Thursday, February 23, 2017

Q&A with Marilyn Singer

Marilyn Singer, photo by Linda Gallop
Marilyn Singer's many books for children include Echo Echo, Mirror Mirror, Follow Follow, and the forthcoming Feel the Beat. She lives in Brooklyn and in Washington, Connecticut. 

Q: Echo Echo is the third of your books of reverso poems. How did you come up with the idea originally, and why did you choose to focus on Greek myths this time?

A: For readers who haven’t encountered it, the reverso is a poem with two halves. The second half reverses the lines of the first half, with changes only in punctuation and capitalization. That second part has to say something completely different from the first.

Reversos work particularly well based on narratives and as such fall into three categories which feature either:  1) one character with two POVs; 2) one character at two points in time; 3) two characters, usually with opposing POVs. 

My first two books of reversos were based on fairy tales, which have strong stories, so I could make them fit into one of the above categories.  Greek myths also have multi-layered narratives, and they are taught in school.  In addition, I’ve always loved them, and so do most students.  It was a natural extension to go from fairy tales to myths.

Q: One of the poems deals with Pandora's box. Why did you select that particular tale, and how does this set of poems reflect the two sides of the story?

A: Pandora’s Box is such a popular and beguiling myth that I had to use it. In the first half of my poem, Pandora, as is typical, is blamed for loosing evils into the world. 

But I always found it somewhat troubling that the poor young woman has always taken the rap.  So the second half is more sympathetic—she may be curious and weak, but she didn’t collect those evils and she might well be a pawn of the gods.

Q: You have a new book of poems coming out this spring, Feel the Beat!: Dance Poems That Zing from Salsa to Swing.

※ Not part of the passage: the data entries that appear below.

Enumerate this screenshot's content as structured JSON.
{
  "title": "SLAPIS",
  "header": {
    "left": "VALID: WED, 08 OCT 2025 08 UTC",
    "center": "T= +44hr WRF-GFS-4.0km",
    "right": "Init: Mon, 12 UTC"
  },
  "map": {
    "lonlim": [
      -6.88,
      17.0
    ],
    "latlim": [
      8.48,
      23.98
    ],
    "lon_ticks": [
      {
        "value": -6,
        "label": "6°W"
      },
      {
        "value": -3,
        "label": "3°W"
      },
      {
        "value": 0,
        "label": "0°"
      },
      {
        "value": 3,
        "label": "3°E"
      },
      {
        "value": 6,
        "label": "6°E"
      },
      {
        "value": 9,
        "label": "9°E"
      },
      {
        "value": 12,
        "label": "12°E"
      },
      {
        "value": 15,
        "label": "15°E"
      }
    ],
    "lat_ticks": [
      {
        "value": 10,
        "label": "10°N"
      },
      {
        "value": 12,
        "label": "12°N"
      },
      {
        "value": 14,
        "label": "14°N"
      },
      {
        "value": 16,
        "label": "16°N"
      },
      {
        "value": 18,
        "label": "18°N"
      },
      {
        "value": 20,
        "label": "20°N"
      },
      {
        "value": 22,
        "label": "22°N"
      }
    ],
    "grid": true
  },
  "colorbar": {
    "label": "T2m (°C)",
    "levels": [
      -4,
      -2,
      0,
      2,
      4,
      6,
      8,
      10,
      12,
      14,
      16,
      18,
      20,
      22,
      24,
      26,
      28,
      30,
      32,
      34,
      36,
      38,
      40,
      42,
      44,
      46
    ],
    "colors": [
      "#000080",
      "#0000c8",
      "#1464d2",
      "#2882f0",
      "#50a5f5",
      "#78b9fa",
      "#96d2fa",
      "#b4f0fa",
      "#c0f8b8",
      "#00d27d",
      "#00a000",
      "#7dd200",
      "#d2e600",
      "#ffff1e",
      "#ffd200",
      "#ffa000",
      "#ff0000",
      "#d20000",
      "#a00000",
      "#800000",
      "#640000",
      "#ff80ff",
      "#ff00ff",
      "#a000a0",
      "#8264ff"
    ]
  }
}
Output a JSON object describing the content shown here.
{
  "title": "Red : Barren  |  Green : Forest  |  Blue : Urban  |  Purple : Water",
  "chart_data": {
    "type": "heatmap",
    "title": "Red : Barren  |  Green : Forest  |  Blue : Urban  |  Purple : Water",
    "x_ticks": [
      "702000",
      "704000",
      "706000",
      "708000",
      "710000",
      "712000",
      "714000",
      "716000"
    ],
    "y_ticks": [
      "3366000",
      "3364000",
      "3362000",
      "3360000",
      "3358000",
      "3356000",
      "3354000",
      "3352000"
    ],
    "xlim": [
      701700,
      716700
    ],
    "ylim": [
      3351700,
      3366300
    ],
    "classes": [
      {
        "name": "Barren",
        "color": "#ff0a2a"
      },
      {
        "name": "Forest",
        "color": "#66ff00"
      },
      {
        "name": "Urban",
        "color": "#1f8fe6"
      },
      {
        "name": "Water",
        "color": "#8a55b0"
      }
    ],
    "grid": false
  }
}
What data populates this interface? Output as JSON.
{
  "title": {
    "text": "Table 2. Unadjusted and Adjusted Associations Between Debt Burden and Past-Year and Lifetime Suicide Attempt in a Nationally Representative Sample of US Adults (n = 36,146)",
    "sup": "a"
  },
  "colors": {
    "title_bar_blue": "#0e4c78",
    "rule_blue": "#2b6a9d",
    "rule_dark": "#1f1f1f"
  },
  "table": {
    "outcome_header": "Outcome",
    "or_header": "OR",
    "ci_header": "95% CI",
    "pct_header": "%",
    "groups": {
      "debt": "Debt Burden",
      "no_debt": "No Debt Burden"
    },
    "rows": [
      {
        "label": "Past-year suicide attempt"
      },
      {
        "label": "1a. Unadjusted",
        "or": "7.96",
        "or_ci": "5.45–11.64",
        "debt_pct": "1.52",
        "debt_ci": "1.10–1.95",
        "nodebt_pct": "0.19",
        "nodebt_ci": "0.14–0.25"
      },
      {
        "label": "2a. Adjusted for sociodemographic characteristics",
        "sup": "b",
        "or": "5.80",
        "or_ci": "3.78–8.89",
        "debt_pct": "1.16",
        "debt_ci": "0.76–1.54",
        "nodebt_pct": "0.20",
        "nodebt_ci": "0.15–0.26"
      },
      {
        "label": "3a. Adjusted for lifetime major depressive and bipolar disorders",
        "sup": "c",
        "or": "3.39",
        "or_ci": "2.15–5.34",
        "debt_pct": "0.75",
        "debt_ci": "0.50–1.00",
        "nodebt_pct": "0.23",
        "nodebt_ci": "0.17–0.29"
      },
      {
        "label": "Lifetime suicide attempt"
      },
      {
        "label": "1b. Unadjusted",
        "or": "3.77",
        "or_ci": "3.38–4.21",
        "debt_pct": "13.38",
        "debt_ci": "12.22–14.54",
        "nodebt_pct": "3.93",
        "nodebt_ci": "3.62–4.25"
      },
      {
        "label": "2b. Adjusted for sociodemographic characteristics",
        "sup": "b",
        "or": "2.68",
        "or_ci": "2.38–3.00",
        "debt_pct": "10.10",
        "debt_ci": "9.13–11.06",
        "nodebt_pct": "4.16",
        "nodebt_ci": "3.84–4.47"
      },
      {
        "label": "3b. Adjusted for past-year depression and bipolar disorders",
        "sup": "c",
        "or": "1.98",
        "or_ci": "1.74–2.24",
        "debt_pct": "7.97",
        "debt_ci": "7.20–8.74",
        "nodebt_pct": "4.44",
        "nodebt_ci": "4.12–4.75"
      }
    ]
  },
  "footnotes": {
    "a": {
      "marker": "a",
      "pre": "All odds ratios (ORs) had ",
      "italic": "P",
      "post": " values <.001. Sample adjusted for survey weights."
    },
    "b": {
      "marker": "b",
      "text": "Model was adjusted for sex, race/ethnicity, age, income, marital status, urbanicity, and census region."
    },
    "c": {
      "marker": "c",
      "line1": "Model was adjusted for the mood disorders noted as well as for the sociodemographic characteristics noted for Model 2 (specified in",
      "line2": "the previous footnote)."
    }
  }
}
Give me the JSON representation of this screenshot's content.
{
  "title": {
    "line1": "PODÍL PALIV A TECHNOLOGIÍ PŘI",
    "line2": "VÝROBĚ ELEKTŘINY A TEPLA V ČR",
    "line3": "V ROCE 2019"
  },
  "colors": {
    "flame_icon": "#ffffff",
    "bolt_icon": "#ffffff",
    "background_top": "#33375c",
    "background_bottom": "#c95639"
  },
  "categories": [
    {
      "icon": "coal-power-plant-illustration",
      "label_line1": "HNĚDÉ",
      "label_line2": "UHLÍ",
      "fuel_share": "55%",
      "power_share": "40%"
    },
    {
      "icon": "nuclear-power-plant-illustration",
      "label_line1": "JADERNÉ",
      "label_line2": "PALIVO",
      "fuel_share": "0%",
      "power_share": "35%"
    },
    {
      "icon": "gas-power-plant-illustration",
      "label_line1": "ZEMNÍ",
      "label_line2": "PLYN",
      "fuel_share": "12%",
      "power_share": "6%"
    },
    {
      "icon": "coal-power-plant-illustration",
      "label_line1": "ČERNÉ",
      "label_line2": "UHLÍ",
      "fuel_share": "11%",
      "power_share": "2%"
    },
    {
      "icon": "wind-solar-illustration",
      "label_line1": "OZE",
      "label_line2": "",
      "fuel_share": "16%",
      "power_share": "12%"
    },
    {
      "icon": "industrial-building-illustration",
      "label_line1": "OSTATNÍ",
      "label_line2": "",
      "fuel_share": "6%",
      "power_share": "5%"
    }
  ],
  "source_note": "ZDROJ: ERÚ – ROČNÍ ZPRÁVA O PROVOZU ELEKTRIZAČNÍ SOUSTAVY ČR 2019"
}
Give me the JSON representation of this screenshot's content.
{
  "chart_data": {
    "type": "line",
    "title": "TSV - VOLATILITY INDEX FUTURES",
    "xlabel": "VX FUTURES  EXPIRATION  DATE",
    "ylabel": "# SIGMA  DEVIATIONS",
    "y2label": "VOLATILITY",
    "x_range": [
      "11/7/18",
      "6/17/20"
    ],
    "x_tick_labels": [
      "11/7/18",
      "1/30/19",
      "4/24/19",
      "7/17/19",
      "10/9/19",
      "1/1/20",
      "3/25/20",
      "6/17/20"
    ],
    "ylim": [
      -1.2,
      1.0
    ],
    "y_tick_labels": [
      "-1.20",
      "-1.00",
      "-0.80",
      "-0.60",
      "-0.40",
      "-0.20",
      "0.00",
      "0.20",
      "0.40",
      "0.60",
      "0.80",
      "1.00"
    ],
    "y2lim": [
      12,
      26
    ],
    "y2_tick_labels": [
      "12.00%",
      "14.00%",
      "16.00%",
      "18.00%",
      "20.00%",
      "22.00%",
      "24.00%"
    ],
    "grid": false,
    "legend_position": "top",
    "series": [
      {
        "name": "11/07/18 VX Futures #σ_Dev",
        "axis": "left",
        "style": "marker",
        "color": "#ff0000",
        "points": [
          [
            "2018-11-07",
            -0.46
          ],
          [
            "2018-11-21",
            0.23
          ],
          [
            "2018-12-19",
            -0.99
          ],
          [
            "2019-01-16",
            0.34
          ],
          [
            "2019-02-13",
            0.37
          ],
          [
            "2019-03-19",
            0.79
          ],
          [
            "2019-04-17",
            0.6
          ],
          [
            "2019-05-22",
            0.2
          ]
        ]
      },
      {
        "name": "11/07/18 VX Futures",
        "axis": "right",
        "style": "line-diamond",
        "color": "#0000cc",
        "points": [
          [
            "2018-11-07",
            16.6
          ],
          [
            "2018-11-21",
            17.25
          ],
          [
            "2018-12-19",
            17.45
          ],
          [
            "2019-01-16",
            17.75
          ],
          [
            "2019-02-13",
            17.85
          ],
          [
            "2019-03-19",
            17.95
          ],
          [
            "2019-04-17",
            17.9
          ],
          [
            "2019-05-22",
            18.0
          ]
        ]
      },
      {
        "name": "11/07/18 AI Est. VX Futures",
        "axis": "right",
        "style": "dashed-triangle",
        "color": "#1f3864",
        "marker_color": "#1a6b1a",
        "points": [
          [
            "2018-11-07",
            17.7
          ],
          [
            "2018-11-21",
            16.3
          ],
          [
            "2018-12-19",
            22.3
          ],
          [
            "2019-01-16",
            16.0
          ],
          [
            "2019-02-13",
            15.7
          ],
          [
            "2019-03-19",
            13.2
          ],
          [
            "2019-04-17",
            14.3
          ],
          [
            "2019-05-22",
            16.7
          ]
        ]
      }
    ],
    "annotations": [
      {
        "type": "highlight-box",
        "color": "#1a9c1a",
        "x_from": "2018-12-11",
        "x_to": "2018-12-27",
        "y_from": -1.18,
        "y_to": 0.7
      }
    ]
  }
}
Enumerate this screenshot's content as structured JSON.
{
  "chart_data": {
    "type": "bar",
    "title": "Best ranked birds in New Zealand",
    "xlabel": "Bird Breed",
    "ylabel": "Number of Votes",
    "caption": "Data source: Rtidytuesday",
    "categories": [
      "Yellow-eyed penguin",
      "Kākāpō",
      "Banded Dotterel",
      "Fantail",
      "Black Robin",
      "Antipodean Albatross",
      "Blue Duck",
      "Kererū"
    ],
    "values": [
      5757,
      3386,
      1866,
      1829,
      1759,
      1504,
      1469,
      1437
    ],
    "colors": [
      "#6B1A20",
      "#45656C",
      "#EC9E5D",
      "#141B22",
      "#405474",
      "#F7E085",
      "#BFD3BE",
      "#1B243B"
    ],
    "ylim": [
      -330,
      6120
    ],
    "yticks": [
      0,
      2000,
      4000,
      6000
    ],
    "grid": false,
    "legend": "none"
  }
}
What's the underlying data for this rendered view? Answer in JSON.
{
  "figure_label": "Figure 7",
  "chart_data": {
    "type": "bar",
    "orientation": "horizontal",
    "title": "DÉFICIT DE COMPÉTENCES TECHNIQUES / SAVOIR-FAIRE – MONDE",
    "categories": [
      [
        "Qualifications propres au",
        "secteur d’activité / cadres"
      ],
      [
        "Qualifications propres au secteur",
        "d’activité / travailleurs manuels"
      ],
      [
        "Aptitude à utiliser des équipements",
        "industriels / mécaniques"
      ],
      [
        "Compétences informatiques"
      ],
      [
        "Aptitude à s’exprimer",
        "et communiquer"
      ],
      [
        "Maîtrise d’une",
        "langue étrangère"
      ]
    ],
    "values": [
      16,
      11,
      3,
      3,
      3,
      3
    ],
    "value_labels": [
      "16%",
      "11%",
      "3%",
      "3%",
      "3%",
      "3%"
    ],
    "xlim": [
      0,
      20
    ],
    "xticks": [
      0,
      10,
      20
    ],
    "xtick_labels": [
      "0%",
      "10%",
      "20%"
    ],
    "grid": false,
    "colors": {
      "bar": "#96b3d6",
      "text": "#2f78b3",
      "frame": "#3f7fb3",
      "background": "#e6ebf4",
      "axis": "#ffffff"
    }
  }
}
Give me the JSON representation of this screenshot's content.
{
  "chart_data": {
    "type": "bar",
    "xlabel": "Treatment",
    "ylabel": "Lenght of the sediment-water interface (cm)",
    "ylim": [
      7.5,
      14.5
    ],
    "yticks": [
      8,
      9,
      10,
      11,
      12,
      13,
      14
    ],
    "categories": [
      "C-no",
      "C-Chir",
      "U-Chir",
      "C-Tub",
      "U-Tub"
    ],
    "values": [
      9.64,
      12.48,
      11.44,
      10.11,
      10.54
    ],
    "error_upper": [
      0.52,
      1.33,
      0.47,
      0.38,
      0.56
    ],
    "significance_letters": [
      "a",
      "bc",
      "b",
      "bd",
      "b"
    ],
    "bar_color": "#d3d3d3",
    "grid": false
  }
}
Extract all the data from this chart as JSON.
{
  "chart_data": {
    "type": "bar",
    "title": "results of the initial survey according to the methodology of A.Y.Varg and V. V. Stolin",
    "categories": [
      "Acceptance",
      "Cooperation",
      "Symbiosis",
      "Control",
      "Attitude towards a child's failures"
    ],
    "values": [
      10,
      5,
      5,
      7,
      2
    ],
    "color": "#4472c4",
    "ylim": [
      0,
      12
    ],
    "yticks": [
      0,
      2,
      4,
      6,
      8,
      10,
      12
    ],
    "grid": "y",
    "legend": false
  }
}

Why did you decide to focus on poems relating to dance, and what do you see as the intersection between dance and poetry?

A: My husband and I have been taking social dance lessons for over 12 years, particularly in swing, ballroom, and Latin dance. For a while I’ve wanted to feature those dances in poems.

One day I decided to challenge myself—something I like to do—and write the poems in the rhythms of the dances. Poetry, of course, is also rhythmic—dancerly, if you like—so it made sense to feature dances in poems.

There is a CD which accompanies the book and on it I read the poems over music, adding another layer to the work. The wonderful illustrations are by Kristi Valiant, who is also a swing dancer.  Lots of zing all around!

Q: You've written many books--do you usually work on one at a time, or do you have several going on at once?

A: Sometimes I work on more than one at a time, especially if I need a breather from a genre. More typically, however, I do revisions (generally based on editorial comments) on one book while I’m writing a new book.

Q: What are you working on now?

A: Besides revisions?  ;-)  I’m writing a middle grade novel which is a ghost story and I’m about to start on a collection of poems about presidential pets, which will be published by Disney-Hyperion.

Q: Anything else we should know?

A: Besides Feel the Beat!, I have a collection of poems about global New Year celebrations, Every Month’s a New Year, coming out this fall from Lee & Low and illustrated by Susan L. Roth. 

And among my books next year will be Have You Heard about Lady Bird?, poems about the First Ladies, which will be published by Disney-Hyperion and illustrated by Nancy Carpenter, and I’m the Big One Now, poems about seminal experiences for five- and six-year-olds, from Wordsong/Boyds Mills Press, illustrated by Jana Christy.

--Interview with Deborah Kalb. Echo Echo is illustrated by Josée Masse, and both it and Feel the Beat are published by Dial.